Le facteur est venu; pas de lettres ! Mes larmes, mes prières, tout est inutile. J'ai une fièvre ardente, j'oublie tout, je pense à tout, j'entends de douces et divines paroles ! Ah ! Je devais mourir en revenant de Châtenay; je serais morte heureuse. Aujourd'hui, mourir dans le désespoir !
Prenez pitié de moi, Monsieur, je suis prête à perdre la raison...
Qu'ai-je fait de ma raison et de ma dignité, du peu d'esprit que je croyais avoir ? Il me semble que tout m'ait abandonné à la fois. Je me suis livrée sans réserve à quelques instants de bonheur, il était trop grand, trop inattendu...
Je vous vois partout mais votre image me bouleverse, me trouble, m'anéantit. Je sens les battements de mon cœur.
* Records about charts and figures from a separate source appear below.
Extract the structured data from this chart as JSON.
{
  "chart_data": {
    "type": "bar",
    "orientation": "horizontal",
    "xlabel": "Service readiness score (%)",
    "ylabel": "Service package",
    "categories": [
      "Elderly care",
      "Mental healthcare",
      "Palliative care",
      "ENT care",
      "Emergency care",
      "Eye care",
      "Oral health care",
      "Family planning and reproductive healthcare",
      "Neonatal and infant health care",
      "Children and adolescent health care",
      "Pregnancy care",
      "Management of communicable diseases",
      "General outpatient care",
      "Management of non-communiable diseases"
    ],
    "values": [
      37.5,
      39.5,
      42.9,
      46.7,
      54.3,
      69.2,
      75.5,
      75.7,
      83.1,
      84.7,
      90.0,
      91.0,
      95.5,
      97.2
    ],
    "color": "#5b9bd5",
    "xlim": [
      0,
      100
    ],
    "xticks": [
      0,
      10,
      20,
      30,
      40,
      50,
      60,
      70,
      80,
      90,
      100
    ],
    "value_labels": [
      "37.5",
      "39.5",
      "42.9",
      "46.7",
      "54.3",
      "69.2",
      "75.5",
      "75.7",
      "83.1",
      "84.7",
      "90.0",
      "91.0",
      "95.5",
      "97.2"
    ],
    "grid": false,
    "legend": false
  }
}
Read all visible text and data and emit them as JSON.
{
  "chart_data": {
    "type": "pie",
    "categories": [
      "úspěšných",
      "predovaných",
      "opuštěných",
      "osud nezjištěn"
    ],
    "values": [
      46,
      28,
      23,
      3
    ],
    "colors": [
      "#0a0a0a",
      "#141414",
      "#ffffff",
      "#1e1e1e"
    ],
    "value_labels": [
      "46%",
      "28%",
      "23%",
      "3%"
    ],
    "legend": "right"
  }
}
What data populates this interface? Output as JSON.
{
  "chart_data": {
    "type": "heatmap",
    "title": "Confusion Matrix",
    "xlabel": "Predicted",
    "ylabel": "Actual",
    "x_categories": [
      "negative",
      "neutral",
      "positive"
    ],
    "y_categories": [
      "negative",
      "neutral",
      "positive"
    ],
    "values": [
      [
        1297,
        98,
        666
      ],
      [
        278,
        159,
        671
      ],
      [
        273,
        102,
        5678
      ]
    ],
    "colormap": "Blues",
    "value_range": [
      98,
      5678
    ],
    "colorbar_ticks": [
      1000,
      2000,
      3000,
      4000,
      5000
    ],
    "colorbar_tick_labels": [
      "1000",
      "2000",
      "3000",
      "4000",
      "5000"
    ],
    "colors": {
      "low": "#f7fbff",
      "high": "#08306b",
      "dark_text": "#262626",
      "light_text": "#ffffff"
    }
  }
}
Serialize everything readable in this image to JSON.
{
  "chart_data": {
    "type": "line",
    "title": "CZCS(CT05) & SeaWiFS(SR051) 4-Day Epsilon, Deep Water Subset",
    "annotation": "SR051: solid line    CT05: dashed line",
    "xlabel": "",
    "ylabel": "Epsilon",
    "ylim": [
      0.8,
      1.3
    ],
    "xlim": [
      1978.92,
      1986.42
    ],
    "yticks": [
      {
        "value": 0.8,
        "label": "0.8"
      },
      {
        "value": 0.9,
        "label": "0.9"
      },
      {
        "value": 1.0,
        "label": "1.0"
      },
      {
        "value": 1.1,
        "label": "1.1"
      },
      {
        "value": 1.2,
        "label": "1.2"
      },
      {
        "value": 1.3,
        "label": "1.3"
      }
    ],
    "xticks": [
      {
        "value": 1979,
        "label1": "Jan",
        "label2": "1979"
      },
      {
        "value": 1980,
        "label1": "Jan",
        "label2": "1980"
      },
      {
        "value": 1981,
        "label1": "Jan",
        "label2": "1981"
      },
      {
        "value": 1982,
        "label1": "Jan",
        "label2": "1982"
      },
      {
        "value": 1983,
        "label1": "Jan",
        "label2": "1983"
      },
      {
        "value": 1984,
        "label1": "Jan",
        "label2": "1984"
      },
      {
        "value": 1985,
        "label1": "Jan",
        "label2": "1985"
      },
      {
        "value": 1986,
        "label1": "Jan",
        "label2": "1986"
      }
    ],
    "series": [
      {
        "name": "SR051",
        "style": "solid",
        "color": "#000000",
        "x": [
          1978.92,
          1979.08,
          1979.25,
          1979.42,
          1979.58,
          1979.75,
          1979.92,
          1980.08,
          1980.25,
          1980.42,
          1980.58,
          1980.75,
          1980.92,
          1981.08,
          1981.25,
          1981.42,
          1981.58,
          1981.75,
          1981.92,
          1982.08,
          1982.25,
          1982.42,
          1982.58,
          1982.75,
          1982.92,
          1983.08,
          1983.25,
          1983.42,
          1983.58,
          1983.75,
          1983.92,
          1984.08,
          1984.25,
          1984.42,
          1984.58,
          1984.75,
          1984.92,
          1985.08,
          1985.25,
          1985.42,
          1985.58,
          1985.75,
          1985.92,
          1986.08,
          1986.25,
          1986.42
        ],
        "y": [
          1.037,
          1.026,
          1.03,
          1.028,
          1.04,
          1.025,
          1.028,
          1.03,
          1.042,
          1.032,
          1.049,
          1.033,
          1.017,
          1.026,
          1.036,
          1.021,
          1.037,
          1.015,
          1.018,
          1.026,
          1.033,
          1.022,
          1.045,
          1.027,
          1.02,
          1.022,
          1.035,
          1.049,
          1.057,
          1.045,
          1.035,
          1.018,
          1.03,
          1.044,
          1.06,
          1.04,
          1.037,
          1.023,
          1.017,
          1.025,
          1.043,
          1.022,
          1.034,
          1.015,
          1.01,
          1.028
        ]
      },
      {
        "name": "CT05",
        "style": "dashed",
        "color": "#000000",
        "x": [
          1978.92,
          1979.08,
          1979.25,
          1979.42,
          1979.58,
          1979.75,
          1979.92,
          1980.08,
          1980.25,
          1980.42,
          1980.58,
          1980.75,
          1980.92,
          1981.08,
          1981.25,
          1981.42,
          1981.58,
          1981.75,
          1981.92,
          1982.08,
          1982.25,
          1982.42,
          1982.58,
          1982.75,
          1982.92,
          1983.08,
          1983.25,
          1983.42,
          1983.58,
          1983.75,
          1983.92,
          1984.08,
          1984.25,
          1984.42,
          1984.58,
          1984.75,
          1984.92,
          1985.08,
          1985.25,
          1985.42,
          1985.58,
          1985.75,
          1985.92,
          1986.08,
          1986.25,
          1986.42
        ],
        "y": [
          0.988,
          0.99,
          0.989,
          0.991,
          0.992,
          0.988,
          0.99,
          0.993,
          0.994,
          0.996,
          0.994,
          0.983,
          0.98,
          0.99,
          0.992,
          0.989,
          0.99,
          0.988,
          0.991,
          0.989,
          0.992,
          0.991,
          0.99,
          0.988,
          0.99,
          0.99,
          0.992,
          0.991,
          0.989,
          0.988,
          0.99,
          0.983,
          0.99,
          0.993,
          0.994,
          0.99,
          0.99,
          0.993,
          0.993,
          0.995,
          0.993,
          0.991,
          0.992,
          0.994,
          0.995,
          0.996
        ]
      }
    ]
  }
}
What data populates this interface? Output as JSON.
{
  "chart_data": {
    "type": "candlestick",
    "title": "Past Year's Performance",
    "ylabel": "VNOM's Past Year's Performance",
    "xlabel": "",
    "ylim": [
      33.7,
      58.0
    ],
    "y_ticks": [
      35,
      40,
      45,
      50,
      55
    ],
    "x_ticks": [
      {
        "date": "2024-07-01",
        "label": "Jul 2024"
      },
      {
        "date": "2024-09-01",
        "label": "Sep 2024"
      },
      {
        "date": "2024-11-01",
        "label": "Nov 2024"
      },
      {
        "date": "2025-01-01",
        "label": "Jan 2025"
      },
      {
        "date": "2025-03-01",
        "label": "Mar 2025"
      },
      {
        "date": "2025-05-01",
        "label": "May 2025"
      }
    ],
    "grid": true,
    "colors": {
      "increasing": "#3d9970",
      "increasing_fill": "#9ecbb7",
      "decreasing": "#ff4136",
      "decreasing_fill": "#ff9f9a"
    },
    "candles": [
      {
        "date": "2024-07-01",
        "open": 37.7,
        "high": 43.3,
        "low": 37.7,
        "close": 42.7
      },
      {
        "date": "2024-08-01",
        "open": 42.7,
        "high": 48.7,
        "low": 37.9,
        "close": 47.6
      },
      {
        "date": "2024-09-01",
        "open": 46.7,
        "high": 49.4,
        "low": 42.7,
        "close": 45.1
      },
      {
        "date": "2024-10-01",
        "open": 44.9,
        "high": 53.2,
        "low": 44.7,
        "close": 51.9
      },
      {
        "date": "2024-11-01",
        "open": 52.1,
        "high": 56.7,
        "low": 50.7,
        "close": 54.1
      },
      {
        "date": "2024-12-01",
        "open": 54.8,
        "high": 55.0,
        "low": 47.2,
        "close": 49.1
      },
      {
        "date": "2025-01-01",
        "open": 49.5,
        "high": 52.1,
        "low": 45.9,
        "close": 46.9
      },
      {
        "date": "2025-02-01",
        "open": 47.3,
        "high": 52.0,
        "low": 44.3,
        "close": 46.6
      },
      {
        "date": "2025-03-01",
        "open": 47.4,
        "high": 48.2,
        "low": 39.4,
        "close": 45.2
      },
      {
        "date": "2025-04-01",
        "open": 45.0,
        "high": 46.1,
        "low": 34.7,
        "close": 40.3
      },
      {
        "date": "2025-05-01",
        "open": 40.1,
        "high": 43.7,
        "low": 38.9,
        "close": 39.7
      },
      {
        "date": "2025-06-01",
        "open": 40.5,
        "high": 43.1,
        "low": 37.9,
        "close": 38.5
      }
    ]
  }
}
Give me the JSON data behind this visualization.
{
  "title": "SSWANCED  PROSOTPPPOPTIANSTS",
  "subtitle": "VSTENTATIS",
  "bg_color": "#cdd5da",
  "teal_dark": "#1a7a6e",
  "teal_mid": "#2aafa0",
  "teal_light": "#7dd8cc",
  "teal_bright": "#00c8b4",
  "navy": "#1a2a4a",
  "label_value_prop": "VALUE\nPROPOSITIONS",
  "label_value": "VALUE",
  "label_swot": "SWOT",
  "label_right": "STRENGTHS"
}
Il me semble qu'il battra ainsi aux approches de la mort, car c'est une angoisse qui me rend difficile de comprendre comment je vis encore.
Que faites-vous ? Souffrez-vous aussi ?"
Ces déchirantes questions étaient envoyés le 21 juillet 1837, le supplice de Dorothée s'acheva le lendemain, à 9 heures du matin, après les sanglots nocturnes d'une veille épuisante. Son bonheur
s'épanche en gémissements extasiés: comme une victime de la guerre, elle s'effondre de joie et continue à écrire:
"Une lettre ! Une lettre ! La voilà devant moi. J'ai passé la nuit en pleurs, en prières. Je vous voyais malade, mourant, mort. Qui peut deviner jusqu'où la nuit, le silence, la fièvre peuvent porter une imagination malade, un cœur passionné ?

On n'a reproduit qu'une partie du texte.